Yönetim, bu konuda da aldatıldığını ifade etmektedir. Bilindiği üzere, cemaat için "ne istediler de vermedik" diyen ve özellikle ordu üzerindeki kumpaslara, bırakın ses çıkarmamayı, bizzat destek olan yönetimin daha sonra "aldatıldık" demesi unutulmamıştır. Suriye politikası ve IŞİD'le ilgili tutumunun, nelere mal olduğunu yaşananlar göstermektedir. Çözüm süreci konusunda da, aynı şekilde yanıldıklarını beyan ederek, teröristlerle müzakereden mücadeleye döndükleri görülmektedir. Bu dönüşte, seçim ve oy faktörünün rol oynadığı söylenmektedir.

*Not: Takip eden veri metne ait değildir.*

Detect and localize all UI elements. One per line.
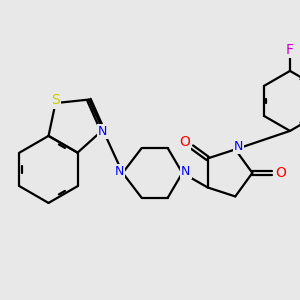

Söylenen husus vahimdir. Ancak bu bir şeyi değiştirmemektedir. Gerçek olan yaşadıklarımızdır.
Terörle ve terör örgütüyle mücadele doğrudur. Ancak mücadelenin bedeli ağır olmaktadır. Bunun sebebi de, çözüm süreci adı altında gösterilen müsamaha, yapılanları görmezden gelme ve verilen tavizlerdir. Özellikle terörle mücadelede TSK'nın bölgede sağladığı alan kontrolünün, yönetim tarafından çıkarılan kanunlar ve alınan tedbirlerle, TSK'nın kışladan çıkamayacak duruma getirilerek PKK'ya devredilmesidir. Fırsatı değerlendiren terör örgütü ve onun yandaşlarının, çözüm süreci safhasında yeniden tırmandırmayı planladıkları terörist saldırılar için yapmış oldukları hazırlıklardır.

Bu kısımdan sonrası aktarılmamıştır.